With free agency set to begin, ESPN isn’t wasting any time taking an early look at the 2026 Major League Baseball landscape.
The network’s annual “way-too-early” power rankings are back — an offseason tradition built around “how teams look right now, minus their free agents, while factoring in rookies and young players.”
Unsurprisingly, the Los Angeles Dodgers landed atop this year’s list. They probably won’t be surrendering that spot anytime soon.
But for the first time in a long time, the Chicago White Sox weren’t buried at the bottom. Not even close, actually.
ESPN ranked the White Sox at No. 24 — ahead of the Pirates, Cardinals, Twins, Angels, Nationals, and Rockies.

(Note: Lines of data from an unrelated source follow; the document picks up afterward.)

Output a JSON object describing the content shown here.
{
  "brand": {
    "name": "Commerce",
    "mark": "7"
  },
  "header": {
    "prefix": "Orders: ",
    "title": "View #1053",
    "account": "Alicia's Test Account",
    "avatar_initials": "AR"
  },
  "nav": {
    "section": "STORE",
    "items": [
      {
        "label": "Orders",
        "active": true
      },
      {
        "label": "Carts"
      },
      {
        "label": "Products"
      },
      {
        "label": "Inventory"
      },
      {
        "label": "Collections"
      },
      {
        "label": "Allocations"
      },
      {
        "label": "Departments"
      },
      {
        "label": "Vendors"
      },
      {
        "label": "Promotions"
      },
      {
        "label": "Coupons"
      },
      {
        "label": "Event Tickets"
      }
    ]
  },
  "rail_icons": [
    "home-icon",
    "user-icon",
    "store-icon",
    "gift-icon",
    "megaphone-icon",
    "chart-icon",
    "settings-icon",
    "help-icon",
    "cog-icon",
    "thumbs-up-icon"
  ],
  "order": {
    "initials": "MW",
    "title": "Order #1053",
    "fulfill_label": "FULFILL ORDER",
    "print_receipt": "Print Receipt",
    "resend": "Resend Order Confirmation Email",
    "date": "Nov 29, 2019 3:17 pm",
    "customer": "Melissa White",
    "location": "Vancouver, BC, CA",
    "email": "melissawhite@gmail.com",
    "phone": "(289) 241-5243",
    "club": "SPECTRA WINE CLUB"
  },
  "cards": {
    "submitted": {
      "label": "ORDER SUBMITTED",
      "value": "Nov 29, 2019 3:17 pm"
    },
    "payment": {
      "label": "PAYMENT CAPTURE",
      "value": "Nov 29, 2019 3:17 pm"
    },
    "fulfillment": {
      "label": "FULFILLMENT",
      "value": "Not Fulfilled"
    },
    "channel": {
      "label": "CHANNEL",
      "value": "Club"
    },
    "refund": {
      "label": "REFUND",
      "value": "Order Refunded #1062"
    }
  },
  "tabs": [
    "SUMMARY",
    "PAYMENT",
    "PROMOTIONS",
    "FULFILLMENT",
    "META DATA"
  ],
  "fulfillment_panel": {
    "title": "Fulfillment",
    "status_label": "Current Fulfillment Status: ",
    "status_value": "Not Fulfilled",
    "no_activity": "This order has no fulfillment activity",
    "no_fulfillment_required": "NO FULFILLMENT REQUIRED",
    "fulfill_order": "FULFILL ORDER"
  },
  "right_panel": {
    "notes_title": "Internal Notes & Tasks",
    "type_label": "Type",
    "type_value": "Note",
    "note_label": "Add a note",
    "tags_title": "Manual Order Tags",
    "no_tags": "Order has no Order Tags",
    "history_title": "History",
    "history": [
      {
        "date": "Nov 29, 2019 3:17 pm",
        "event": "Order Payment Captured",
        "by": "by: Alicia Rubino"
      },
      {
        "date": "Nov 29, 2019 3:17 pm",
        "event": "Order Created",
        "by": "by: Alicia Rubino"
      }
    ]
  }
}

“It’s obviously been a rough three years with three consecutive 100-loss seasons, but I like the general direction here with an interesting group of impact rookies arriving in 2025 (Colson Montgomery, Kyle Teel, Edgar Quero, Shane Smith, Sean Burke),” wrote ESPN’s David Schoenfield, highlighting the positive trajectory on the South Side.
He also pointed out that “outfielder Braden Montgomery and pitchers Noah Schultz and Hagen Smith [are] not far away.”
Just ahead of the Sox in the rankings are the Houston Astros and Arizona Diamondbacks — and honestly, I’m not sure I would’ve believed you if you told me that a year ago. But here they are, sitting in the same tier as some of baseball’s recently elite organizations. It’s a reminder that even the mighty can hit a downturn — and that the White Sox might finally be trending the other way.
You could even make the case that Chicago deserves to be higher. Both Arizona and Miami hovered around .500 in 2025, but neither team seems ready to make a leap this winter. The Diamondbacks are shedding talent. The Marlins are stuck in neutral. Meanwhile, the White Sox are only scratching the surface.
Do these early power rankings actually matter? Of course not. They'll literally have zero impact on the 2026 season, and the landscape will continue to shift with every free agent that inks a contract.
But there’s still meaning behind the movement. For a franchise that’s spent years being labeled one of baseball’s bottom-feeders, perception matters. And for the first time in a long time, the perception around the White Sox is shifting — from hopeless to hopeful.
That’s progress, and a welcome sight for White Sox fans who deserve to see a competent on-field product.